In the event of a win, we reserve the right to ask the winners for permission to publish their names on our website and/or social media. The legal basis in this case is consent (Art. 6 para. 1 sentence 1 lit. a GDPR), which can be revoked at any time by sending an email to kundenservice@baufix-online.de.
We also analyze competition results to measure the efficiency and relevance of the campaign. We establish the success of a competition to continuously improve our marketing activities and to plan new initiatives. The legal basis for this processing is our legitimate interest (Art. 6 para. 1 sentence 1 lit. f GDPR) in measuring the success of our competition. In respect of processing under Art. 6 para. 1 sentence 1 lit. f GDPR, you have the right to object at any time. Please contact kundenservice@baufix-online.de to do so.

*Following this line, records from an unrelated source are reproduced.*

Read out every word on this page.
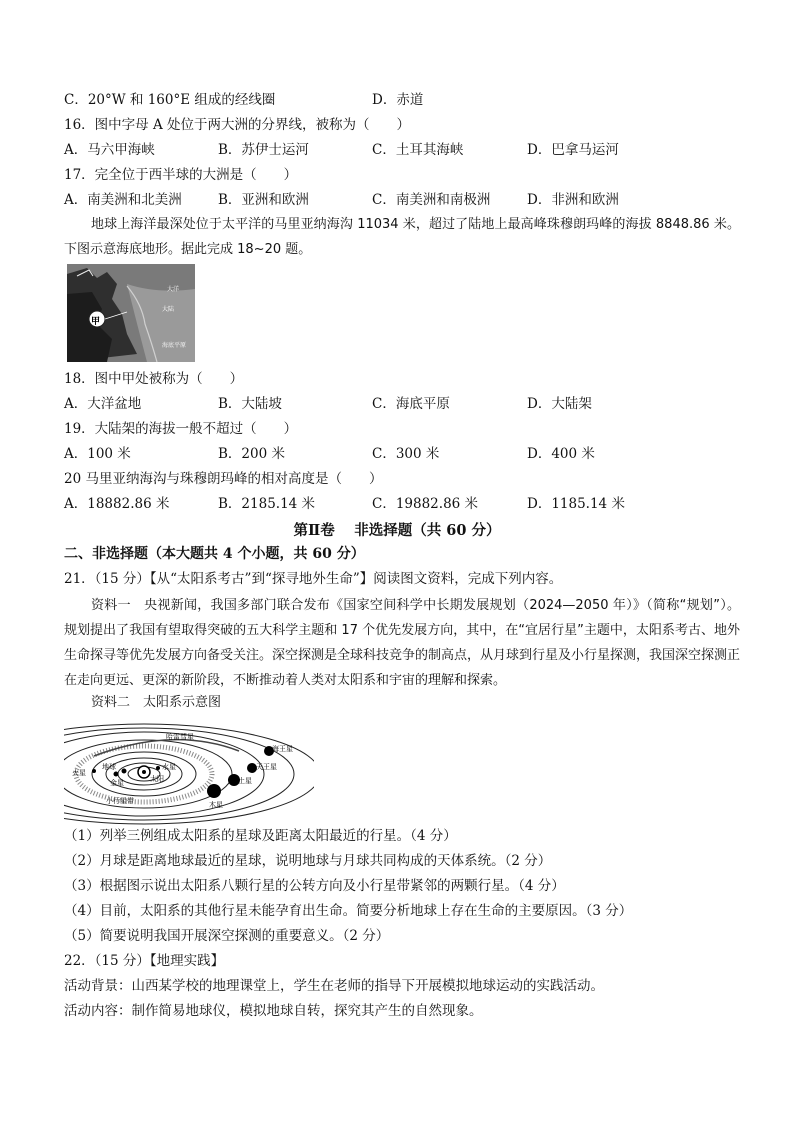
C．20°W 和 160°E 组成的经线圈	D．赤道
16．图中字母 A 处位于两大洲的分界线，被称为（　　）
A．马六甲海峡	B．苏伊士运河	C．土耳其海峡	D．巴拿马运河
17．完全位于西半球的大洲是（　　）
A．南美洲和北美洲	B．亚洲和欧洲	C．南美洲和南极洲	D．非洲和欧洲
地球上海洋最深处位于太平洋的马里亚纳海沟 11034 米，超过了陆地上最高峰珠穆朗玛峰的海拔 8848.86 米。下图示意海底地形。据此完成 18~20 题。
甲
大洋
大陆
海底平原
18．图中甲处被称为（　　）
A．大洋盆地	B．大陆坡	C．海底平原	D．大陆架
19．大陆架的海拔一般不超过（　　）
A．100 米	B．200 米	C．300 米	D．400 米
20 马里亚纳海沟与珠穆朗玛峰的相对高度是（　　）
A．18882.86 米	B．2185.14 米	C．19882.86 米	D．1185.14 米
第Ⅱ卷　 非选择题（共 60 分）
二、非选择题（本大题共 4 个小题，共 60 分）
21．（15 分）【从“太阳系考古”到“探寻地外生命”】阅读图文资料，完成下列内容。
资料一　央视新闻，我国多部门联合发布《国家空间科学中长期发展规划（2024—2050 年）》（简称“规划”）。规划提出了我国有望取得突破的五大科学主题和 17 个优先发展方向，其中，在“宜居行星”主题中，太阳系考古、地外生命探寻等优先发展方向备受关注。深空探测是全球科技竞争的制高点，从月球到行星及小行星探测，我国深空探测正在走向更远、更深的新阶段，不断推动着人类对太阳系和宇宙的理解和探索。
资料二　太阳系示意图
海王星
天王星
土星
木星
火星
地球
金星
水星
太阳
小行星带
哈雷彗星
（1）列举三例组成太阳系的星球及距离太阳最近的行星。（4 分）
（2）月球是距离地球最近的星球，说明地球与月球共同构成的天体系统。（2 分）
（3）根据图示说出太阳系八颗行星的公转方向及小行星带紧邻的两颗行星。（4 分）
（4）目前，太阳系的其他行星未能孕育出生命。简要分析地球上存在生命的主要原因。（3 分）
（5）简要说明我国开展深空探测的重要意义。（2 分）
22．（15 分）【地理实践】
活动背景：山西某学校的地理课堂上，学生在老师的指导下开展模拟地球运动的实践活动。
活动内容：制作简易地球仪，模拟地球自转，探究其产生的自然现象。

As a rule, in connection with competitions, we use additional service providers to process personal data, e.g., to send email notifications or store data. All processors involved in the processing of personal data have been carefully selected, strictly adhere to BAUFIX’s instructions, and only have access to personal data to the extent necessary and for the required time period. In the event of a win, we also transfer necessary personal data of winners to service providers supporting the shipping process (e.g., DHL, DPD). Other than that, data is not transferred to third parties, unless the transfer is required for conducting the competition and there is a legal basis for such transfer.
We generally process and store personal data only as long as it is necessary for the purpose for which it was collected. We therefore delete data after the competition ends, unless further storage is required for the fulfillment of legal (commercial and tax) retention obligations. Such retention periods may arise from the Commercial Code (HGB) and the Tax Code (AO) and are generally six or eight years. If you have won, we store data for at least the duration of statutory limitation periods, which is usually three years, to allow any warranty claims to be verified. Data storage after the competition ends is then based on a legal obligation (Art. 6 para. 1 sentence 1 lit. c GDPR in conjunction with the relevant legal provision).
Please note that, in the case of competitions held on social media, any posts required for participation will not be deleted by us after the competition ends. However, you can delete them yourself on the respective platform at any time.